Nuovo appuntamento con i grandi nomi dell’arte contemporanea al Mudec di Milano che, fino all’11 settembre, ospita tra le sue sale un’intensa esposizione intitolata a un indiscusso maestro del Novecento. Raccogliendo oltre 100 opere, Joan Miró. La forza della materia celebra la parabola creativa dell’artista catalano, focalizzando lo sguardo del pubblico sul valore attribuito da Miró a materia e gesto.

Curata dalla Fundació Joan Miró di Barcellona, sotto la direzione di Rosa Maria Malet, in collaborazione per l’Italia con Francesco Poli, la rassegna offre un’ampia selezione di lavori realizzati fra il 1931 e il 1981, sottolineando il costante approccio sperimentale adottato dall’artista nell’elaborazione di un sempre mutevole vocabolario pittorico e tecnico.

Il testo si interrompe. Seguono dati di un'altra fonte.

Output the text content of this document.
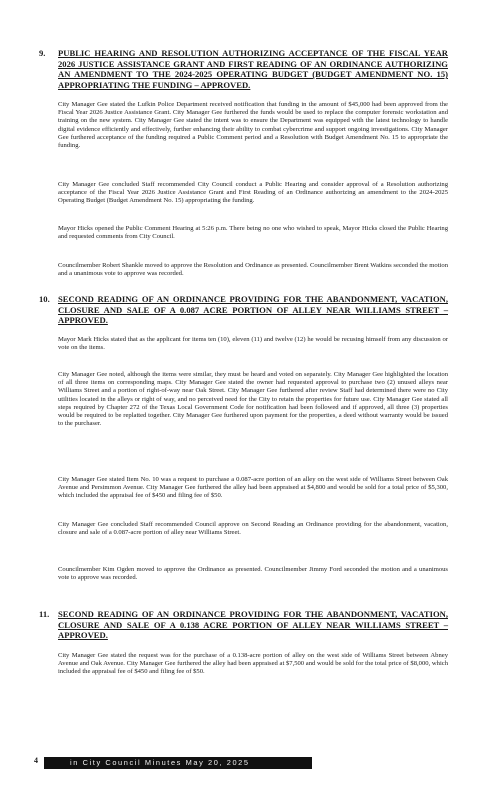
9. PUBLIC HEARING AND RESOLUTION AUTHORIZING ACCEPTANCE OF THE FISCAL YEAR 2026 JUSTICE ASSISTANCE GRANT AND FIRST READING OF AN ORDINANCE AUTHORIZING AN AMENDMENT TO THE 2024-2025 OPERATING BUDGET (BUDGET AMENDMENT NO. 15) APPROPRIATING THE FUNDING – APPROVED.
City Manager Gee stated the Lufkin Police Department received notification that funding in the amount of $45,000 had been approved from the Fiscal Year 2026 Justice Assistance Grant. City Manager Gee furthered the funds would be used to replace the computer forensic workstation and training on the new system. City Manager Gee stated the intent was to ensure the Department was equipped with the latest technology to handle digital evidence efficiently and effectively, further enhancing their ability to combat cybercrime and support ongoing investigations. City Manager Gee furthered acceptance of the funding required a Public Comment period and a Resolution with Budget Amendment No. 15 to appropriate the funding.
City Manager Gee concluded Staff recommended City Council conduct a Public Hearing and consider approval of a Resolution authorizing acceptance of the Fiscal Year 2026 Justice Assistance Grant and First Reading of an Ordinance authorizing an amendment to the 2024-2025 Operating Budget (Budget Amendment No. 15) appropriating the funding.
Mayor Hicks opened the Public Comment Hearing at 5:26 p.m. There being no one who wished to speak, Mayor Hicks closed the Public Hearing and requested comments from City Council.
Councilmember Robert Shankle moved to approve the Resolution and Ordinance as presented. Councilmember Brent Watkins seconded the motion and a unanimous vote to approve was recorded.
10. SECOND READING OF AN ORDINANCE PROVIDING FOR THE ABANDONMENT, VACATION, CLOSURE AND SALE OF A 0.087 ACRE PORTION OF ALLEY NEAR WILLIAMS STREET – APPROVED.
Mayor Mark Hicks stated that as the applicant for items ten (10), eleven (11) and twelve (12) he would be recusing himself from any discussion or vote on the items.
City Manager Gee noted, although the items were similar, they must be heard and voted on separately. City Manager Gee highlighted the location of all three items on corresponding maps. City Manager Gee stated the owner had requested approval to purchase two (2) unused alleys near Williams Street and a portion of right-of-way near Oak Street. City Manager Gee furthered after review Staff had determined there were no City utilities located in the alleys or right of way, and no perceived need for the City to retain the properties for future use. City Manager Gee stated all steps required by Chapter 272 of the Texas Local Government Code for notification had been followed and if approved, all three (3) properties would be required to be replatted together. City Manager Gee furthered upon payment for the properties, a deed without warranty would be issued to the purchaser.
City Manager Gee stated Item No. 10 was a request to purchase a 0.087-acre portion of an alley on the west side of Williams Street between Oak Avenue and Persimmon Avenue. City Manager Gee furthered the alley had been appraised at $4,800 and would be sold for a total price of $5,300, which included the appraisal fee of $450 and filing fee of $50.
City Manager Gee concluded Staff recommended Council approve on Second Reading an Ordinance providing for the abandonment, vacation, closure and sale of a 0.087-acre portion of alley near Williams Street.
Councilmember Kim Ogden moved to approve the Ordinance as presented. Councilmember Jimmy Ford seconded the motion and a unanimous vote to approve was recorded.
11. SECOND READING OF AN ORDINANCE PROVIDING FOR THE ABANDONMENT, VACATION, CLOSURE AND SALE OF A 0.138 ACRE PORTION OF ALLEY NEAR WILLIAMS STREET – APPROVED.
City Manager Gee stated the request was for the purchase of a 0.138-acre portion of alley on the west side of Williams Street between Abney Avenue and Oak Avenue. City Manager Gee furthered the alley had been appraised at $7,500 and would be sold for the total price of $8,000, which included the appraisal fee of $450 and filing fee of $50.
4	in City Council Minutes May 20, 2025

Provenienti dalla Fondazione spagnola, dalla collezione della famiglia dell’artista e da alcuni importanti prestatori europei, le opere, allestite secondo un criterio cronologico, sono allestite in quattro sezioni, accomunate dal tema della materia e della matericità. La messa a punto di un nuovo linguaggio è il cuore pulsante della mostra, che, attraverso il corpus di opere, segue l’evoluzione dello stile di Miró dal Surrealismo più radicato a una maggiore libertà espressiva, che sfocia nella sperimentazione di pratiche diverse – l’incisione, la scultura, la lacerazione della tela pittorica, le acqueforti e le acquetinte.

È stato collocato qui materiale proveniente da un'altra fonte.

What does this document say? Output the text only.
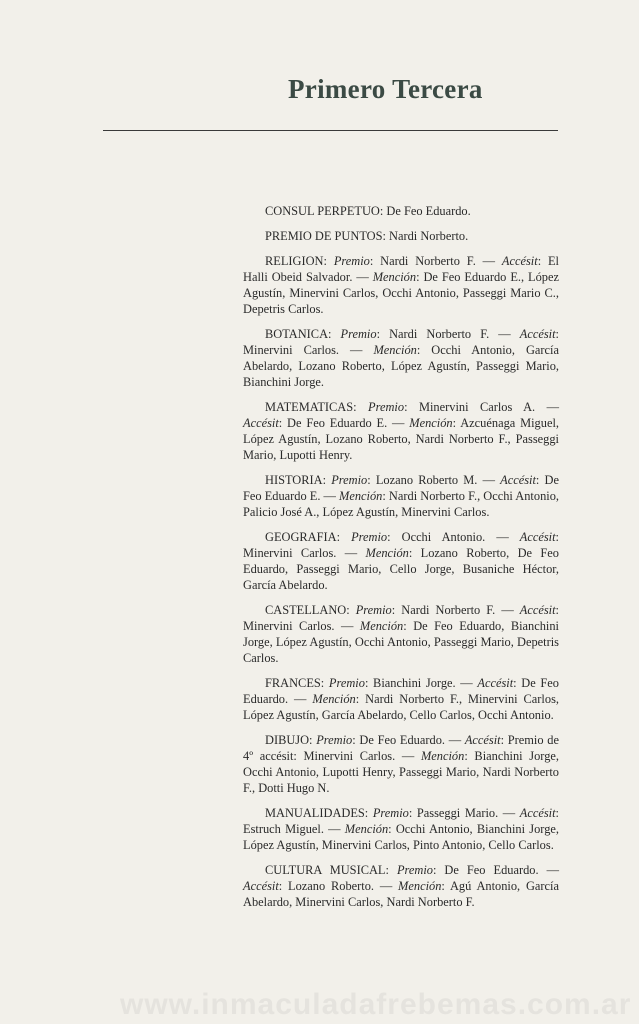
Primero Tercera

CONSUL PERPETUO: De Feo Eduardo.

PREMIO DE PUNTOS: Nardi Norberto.

RELIGION: Premio: Nardi Norberto F. — Accésit: El Halli Obeid Salvador. — Mención: De Feo Eduardo E., López Agustín, Minervini Carlos, Occhi Antonio, Passeggi Mario C., Depetris Carlos.

BOTANICA: Premio: Nardi Norberto F. — Accésit: Minervini Carlos. — Mención: Occhi Antonio, García Abelardo, Lozano Roberto, López Agustín, Passeggi Mario, Bianchini Jorge.

MATEMATICAS: Premio: Minervini Carlos A. — Accésit: De Feo Eduardo E. — Mención: Azcuénaga Miguel, López Agustín, Lozano Roberto, Nardi Norberto F., Passeggi Mario, Lupotti Henry.

HISTORIA: Premio: Lozano Roberto M. — Accésit: De Feo Eduardo E. — Mención: Nardi Norberto F., Occhi Antonio, Palicio José A., López Agustín, Minervini Carlos.

GEOGRAFIA: Premio: Occhi Antonio. — Accésit: Minervini Carlos. — Mención: Lozano Roberto, De Feo Eduardo, Passeggi Mario, Cello Jorge, Busaniche Héctor, García Abelardo.

CASTELLANO: Premio: Nardi Norberto F. — Accésit: Minervini Carlos. — Mención: De Feo Eduardo, Bianchini Jorge, López Agustín, Occhi Antonio, Passeggi Mario, Depetris Carlos.

FRANCES: Premio: Bianchini Jorge. — Accésit: De Feo Eduardo. — Mención: Nardi Norberto F., Minervini Carlos, López Agustín, García Abelardo, Cello Carlos, Occhi Antonio.

DIBUJO: Premio: De Feo Eduardo. — Accésit: Premio de 4º accésit: Minervini Carlos. — Mención: Bianchini Jorge, Occhi Antonio, Lupotti Henry, Passeggi Mario, Nardi Norberto F., Dotti Hugo N.

MANUALIDADES: Premio: Passeggi Mario. — Accésit: Estruch Miguel. — Mención: Occhi Antonio, Bianchini Jorge, López Agustín, Minervini Carlos, Pinto Antonio, Cello Carlos.

CULTURA MUSICAL: Premio: De Feo Eduardo. — Accésit: Lozano Roberto. — Mención: Agú Antonio, García Abelardo, Minervini Carlos, Nardi Norberto F.

www.inmaculadafrebemas.com.ar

Complice la possibilità di avere a disposizione, in età matura, un atelier personale e spazioso a Palma di Maiorca, l’artista è spronato a raggiungere un culmine creativo in perenne trasformazione, come dimostrato dalle opere esposte. Video, musica e postazioni di realtà virtuale completano il percorso tra gli ambienti del Mudec, rendendo l’esperienza di visita ancora più immersiva.

[Immagine in apertura: Joan Miró, I due amici, 1969, acquaforte, acquatinta e carburo di
silicio, cm 71,5 x 106,5, Barcellona, Fundació Joan Miró © Successió Miró by SIAE 2016]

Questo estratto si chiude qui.